The Tracker's Journal: What Exactly Is a "Faux" Feeling?
One of the unexpected gifts of writing a book is the feedback that makes you think harder about what you thought you already knew.
I've been working on Tracking Triggers: From Reactivity to Responsiveness, and a thoughtful reader recently pushed back on something fundamental: my framing of "faux feelings."
Her response was direct: "By your definition, all feelings are subjective, processed emotions, which inherently implies a level of subjective judgment, regardless of what the subjective feeling is. Whether the feeling is 'I feel sad' or 'I feel disrespected,' the cognitive and bodily experience of this feeling is just as real to the person, ergo the feeling seems to me to be just as real."
She's right. And her feedback sent me back through the manuscript with fresh eyes.
The Problem with My Original Framing
In my original draft, I had written things like:
"They're not emotions; they're not feelings; they're conclusions. Judgments dressed up as feelings."
"These sound like emotional honesty, but they're conclusions that keep you locked in the narrative of what someone else did to you."
"Each one masks genuine feelings and points to unmet needs."
The language implied that faux feelings are somehow fake, that the experience behind them isn't real, that they're deceptions the mind plays on itself. Words like "masks," "disguises," and "judgments dressed up as feelings" all suggested that something false was happening.
But that contradicts my own logic. If all feelings are subjective, processed experience, then the experience behind "I feel disrespected" is just as real as the experience behind "I feel sad." The sensation in your body, the charge in your mind, is not fake or imagined. Calling one experience "genuine" while treating another as "faux" doesn't hold.

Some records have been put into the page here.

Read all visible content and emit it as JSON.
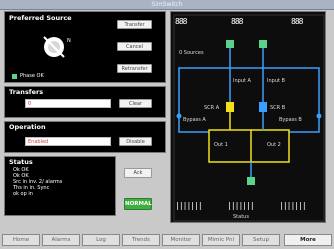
{
  "window": {
    "title": "SimSwitch"
  },
  "preferred_source": {
    "title": "Preferred Source",
    "symbol": "N",
    "buttons": [
      "Transfer",
      "Cancel",
      "Retransfer"
    ],
    "status": "Phase OK"
  },
  "transfers": {
    "title": "Transfers",
    "value": "0",
    "button": "Clear"
  },
  "operation": {
    "title": "Operation",
    "value": "Enabled",
    "button": "Disable"
  },
  "status_panel": {
    "title": "Status",
    "lines": [
      "Ok OK",
      "Ok OK",
      "Src in inv. 2/ alarms",
      "Ths in in. Sync",
      "ok op in"
    ],
    "ack_button": "Ack",
    "normal_button": "NORMAL"
  },
  "diagram": {
    "bypass_left_label": "Bypass A",
    "bypass_right_label": "Bypass B",
    "input_a": "Input A",
    "input_b": "Input B",
    "scr_a": "SCR A",
    "scr_b": "SCR B",
    "out_1": "Out 1",
    "out_2": "Out 2",
    "source_left": "0 Sources",
    "status_label": "Status",
    "top_readout_left": "888",
    "top_readout_mid": "888",
    "top_readout_right": "888",
    "bar_groups": [
      "|||||||",
      "|||||||",
      "|||||||"
    ]
  },
  "nav": [
    "Home",
    "Alarms",
    "Log",
    "Trends",
    "Monitor",
    "Mimic Pnl",
    "Setup",
    "More"
  ],
  "colors": {
    "bypass": "#3aa0ff",
    "output": "#f2e11a",
    "node": "#59d38b"
  }
}
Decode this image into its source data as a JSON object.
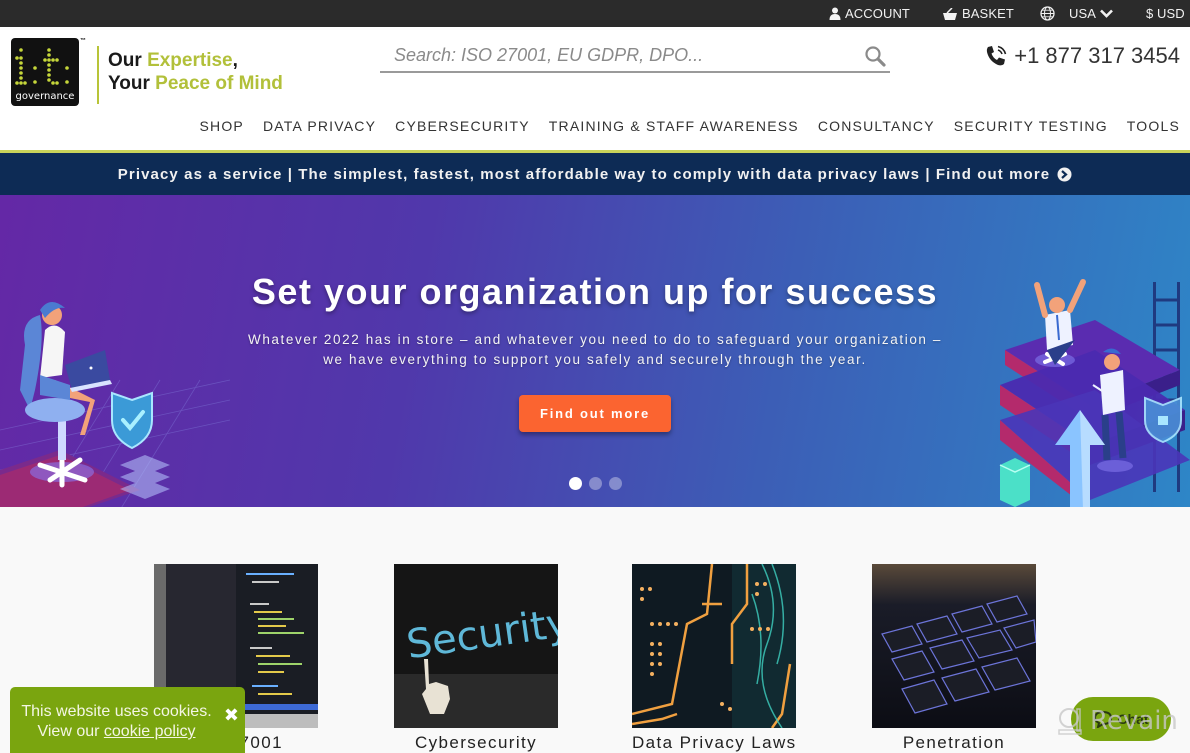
{
  "topbar": {
    "account_label": "ACCOUNT",
    "basket_label": "BASKET",
    "region_label": "USA",
    "currency_label": "$ USD"
  },
  "header": {
    "logo_text": "governance",
    "logo_tm": "™",
    "tagline_line1_a": "Our ",
    "tagline_line1_b": "Expertise",
    "tagline_line1_c": ",",
    "tagline_line2_a": "Your ",
    "tagline_line2_b": "Peace of Mind",
    "search_placeholder": "Search: ISO 27001, EU GDPR, DPO...",
    "search_value": "",
    "phone": "+1 877 317 3454",
    "brand_color": "#b2c03a"
  },
  "nav": {
    "items": [
      {
        "label": "SHOP"
      },
      {
        "label": "DATA PRIVACY"
      },
      {
        "label": "CYBERSECURITY"
      },
      {
        "label": "TRAINING & STAFF AWARENESS"
      },
      {
        "label": "CONSULTANCY"
      },
      {
        "label": "SECURITY TESTING"
      },
      {
        "label": "TOOLS"
      }
    ]
  },
  "promo": {
    "text": "Privacy as a service | The simplest, fastest, most affordable way to comply with data privacy laws | Find out more"
  },
  "hero": {
    "title": "Set your organization up for success",
    "subtitle_line1": "Whatever 2022 has in store – and whatever you need to do to safeguard your organization –",
    "subtitle_line2": "we have everything to support you safely and securely through the year.",
    "cta_label": "Find out more",
    "cta_color": "#fb6430",
    "slides_total": 3,
    "slide_active": 1
  },
  "cards": [
    {
      "label": "ISO 27001",
      "visible_label": "7001"
    },
    {
      "label": "Cybersecurity"
    },
    {
      "label": "Data Privacy Laws"
    },
    {
      "label": "Penetration"
    }
  ],
  "cookie": {
    "line1": "This website uses cookies.",
    "line2_prefix": "View our ",
    "link_label": "cookie policy",
    "close_icon": "✖"
  },
  "chat": {
    "label": "Chat"
  },
  "watermark": {
    "text": "Revain"
  }
}
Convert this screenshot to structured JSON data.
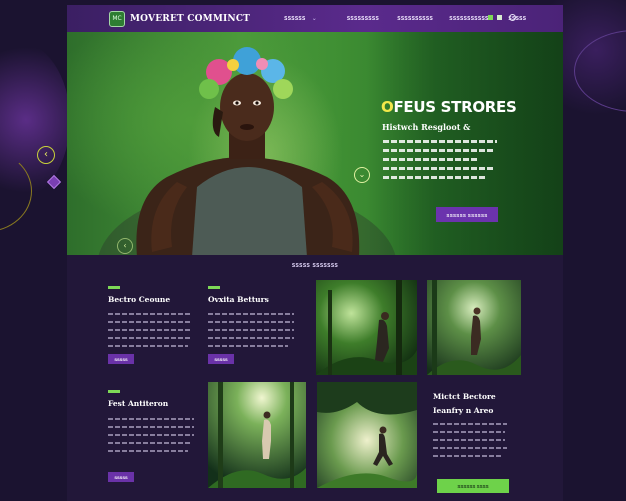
{
  "header": {
    "logo_text": "MC",
    "brand": "MOVERET COMMINCT",
    "nav": [
      "SSSSSS",
      "SSSSSSSSS",
      "SSSSSSSSSS",
      "SSSSSSSSSSSS",
      "SSSSS"
    ],
    "nav_chevron": "⌄"
  },
  "hero": {
    "title_first": "O",
    "title_rest": "FEUS STRORES",
    "subtitle": "Histwch Resgloot &",
    "button": "SSSSSS SSSSSS",
    "arrow_right": "⌄",
    "arrow_left": "‹"
  },
  "side": {
    "arrow": "‹"
  },
  "section": {
    "heading": "SSSSS SSSSSSS"
  },
  "cards": [
    {
      "title": "Bectro Ceoune",
      "button": "SSSSS"
    },
    {
      "title": "Ovxita Betturs",
      "button": "SSSSS"
    },
    {
      "title": "Fest Antiteron",
      "button": "SSSSS"
    },
    {
      "title_line1": "Mictct Bectore",
      "title_line2": "Ieanfry n Areo",
      "button": "SSSSSS SSSS"
    }
  ],
  "colors": {
    "header_bg": "#4b2378",
    "accent_purple": "#6b33ad",
    "accent_green": "#6ed24a",
    "page_bg": "#221739"
  }
}
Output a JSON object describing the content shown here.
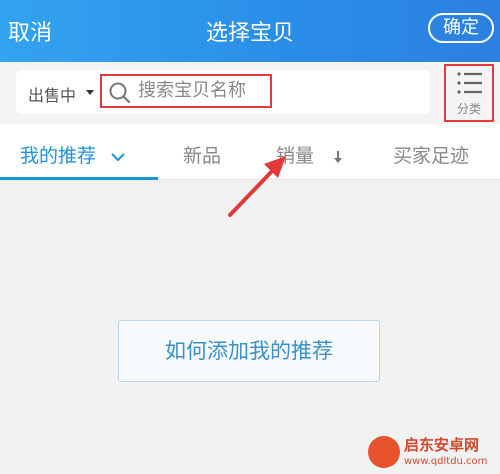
{
  "header": {
    "cancel_label": "取消",
    "title": "选择宝贝",
    "confirm_label": "确定"
  },
  "search": {
    "status_label": "出售中",
    "placeholder": "搜索宝贝名称",
    "category_label": "分类",
    "category_icon": "list-icon",
    "search_icon": "magnifier-icon"
  },
  "tabs": [
    {
      "label": "我的推荐",
      "active": true
    },
    {
      "label": "新品",
      "active": false
    },
    {
      "label": "销量",
      "active": false
    },
    {
      "label": "买家足迹",
      "active": false
    }
  ],
  "main": {
    "empty_button_label": "如何添加我的推荐"
  },
  "watermark": {
    "text": "启东安卓网",
    "url": "www.qdltdu.com"
  },
  "colors": {
    "accent": "#1f92d8",
    "header_blue": "#2a8fe8",
    "highlight_red": "#e23a3a"
  }
}
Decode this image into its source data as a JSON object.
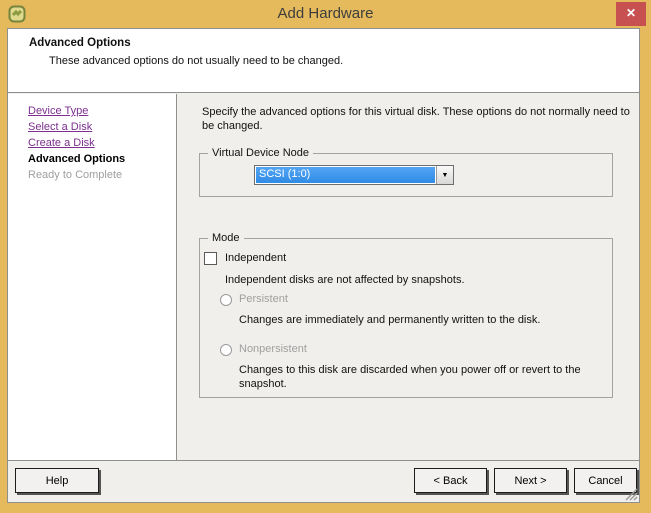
{
  "window": {
    "title": "Add Hardware"
  },
  "icons": {
    "close_glyph": "✕",
    "dropdown_arrow_glyph": "▼"
  },
  "header": {
    "title": "Advanced Options",
    "subtitle": "These advanced options do not usually need to be changed."
  },
  "sidebar": {
    "items": [
      {
        "label": "Device Type",
        "state": "visited-link"
      },
      {
        "label": "Select a Disk",
        "state": "visited-link"
      },
      {
        "label": "Create a Disk",
        "state": "visited-link"
      },
      {
        "label": "Advanced Options",
        "state": "current"
      },
      {
        "label": "Ready to Complete",
        "state": "disabled"
      }
    ]
  },
  "main": {
    "intro": "Specify the advanced options for this virtual disk. These options do not normally need to be changed.",
    "device_node_group": {
      "legend": "Virtual Device Node",
      "selected_value": "SCSI (1:0)"
    },
    "mode_group": {
      "legend": "Mode",
      "independent_checkbox": {
        "label": "Independent",
        "checked": false,
        "description": "Independent disks are not affected by snapshots."
      },
      "options": [
        {
          "label": "Persistent",
          "description": "Changes are immediately and permanently written to the disk.",
          "enabled": false,
          "selected": false
        },
        {
          "label": "Nonpersistent",
          "description": "Changes to this disk are discarded when you power off or revert to the snapshot.",
          "enabled": false,
          "selected": false
        }
      ]
    }
  },
  "footer": {
    "help_label": "Help",
    "back_label": "< Back",
    "next_label": "Next >",
    "cancel_label": "Cancel"
  },
  "colors": {
    "frame": "#e4ba5c",
    "close_button": "#c75050",
    "selection_blue": "#54a5f5",
    "link_purple": "#7c2f8e",
    "disabled_gray": "#9f9f9f"
  }
}
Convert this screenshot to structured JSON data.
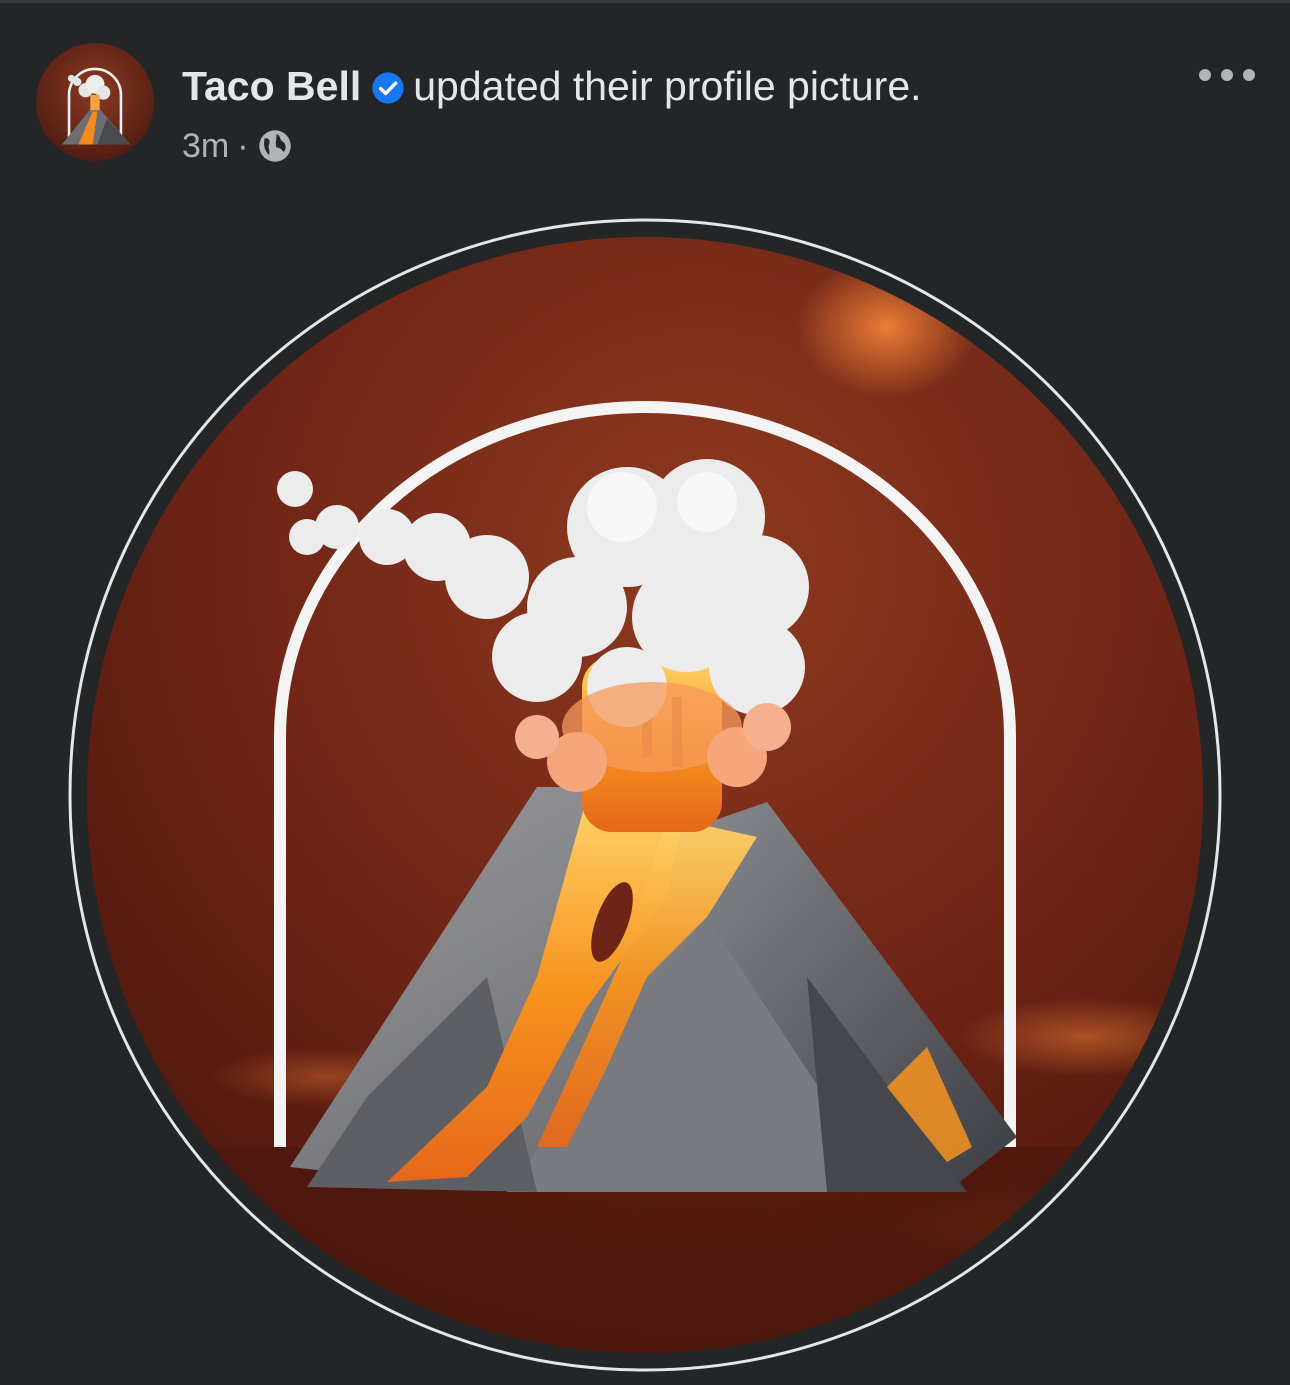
{
  "post": {
    "author": {
      "name": "Taco Bell",
      "verified_icon": "verified-badge-icon"
    },
    "action_text": "updated their profile picture.",
    "timestamp": "3m",
    "separator": "·",
    "audience_icon": "globe-icon",
    "more_icon": "more-horizontal-icon",
    "image": {
      "subject_icon": "volcano-icon"
    }
  },
  "colors": {
    "background": "#242526",
    "primary_text": "#e4e6eb",
    "secondary_text": "#b0b3b8",
    "verified_blue": "#1877f2",
    "ring": "#e4e6eb",
    "image_background": "#7a2a18",
    "lava": "#f58a1f",
    "smoke": "#e6e6e6",
    "rock": "#6d6e72"
  }
}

What the Feedback Revealed
The reader understood exactly what I was trying to say: that some feeling-words are shaped more by our past experiences and unconscious filters than by what's happening in the moment. That's an important distinction. But my framing was locating the problem in the experience itself, when the real issue is in the language.
The term "faux feelings" comes from Marshall Rosenberg's Nonviolent Communication work. He identified a category of words that sound like feelings but actually contain interpretations about another person's actions or intent. "Disrespected," "betrayed," "ignored," "controlled." These words don't just name an internal state. They imply a narrative about what someone did to you.
The experience is real. The word choice determines where your attention goes.
A Revised Framing
I've kept the term "faux feelings," but I've completely reframed what makes them "faux." The distinction is now linguistic, not experiential.
Here's how I now define it:
Faux feelings are feeling-words that embed interpretations about another person's intent. They don't just name an internal state; they imply a narrative about what someone did to you. The experience behind these words is fully real. What makes them "faux" is that the language points outward rather than inward.
The key distinction: "I feel hurt" points inward, toward your own experience. "I feel disrespected" points outward, toward someone else's actions, motives, or character. Both arise from real experience. But they lead in different directions: one toward your own feelings and needs, the other toward the story of what was done to you.
What This Shift Accomplishes
This reframing does several things.
It validates the experience. When you say "I feel disrespected," something real is happening in your body and mind. That's not fake, and it's not wrong.
It locates the issue in the language, not the person. The problem isn't that you're having the wrong experience. The problem is that certain words carry extra cargo: an interpretation of someone else's intent.
It makes the work directional, not corrective. The goal isn't to replace a "fake" feeling with a "real" one. The goal is to turn attention inward, from what was done to you toward what's alive in you.
It honors both dimensions. The external event may warrant a response. And your reaction reveals something that requires your compassionate attention. Both can be true.
The Invitation
If you've been using "faux feelings" to mean fake feelings, that's understandable. My original framing invited that reading. But I'm inviting you to try a different frame.
Instead of asking "Is this a real feeling or a faux one?" (which judges validity), try asking "Where is this feeling-word pointing my attention?" (which notices direction).
"I feel disrespected" points outward. What happens if you turn inward? What feeling lives beneath the interpretation? What need is asking to be seen?
That's where the real tracking begins.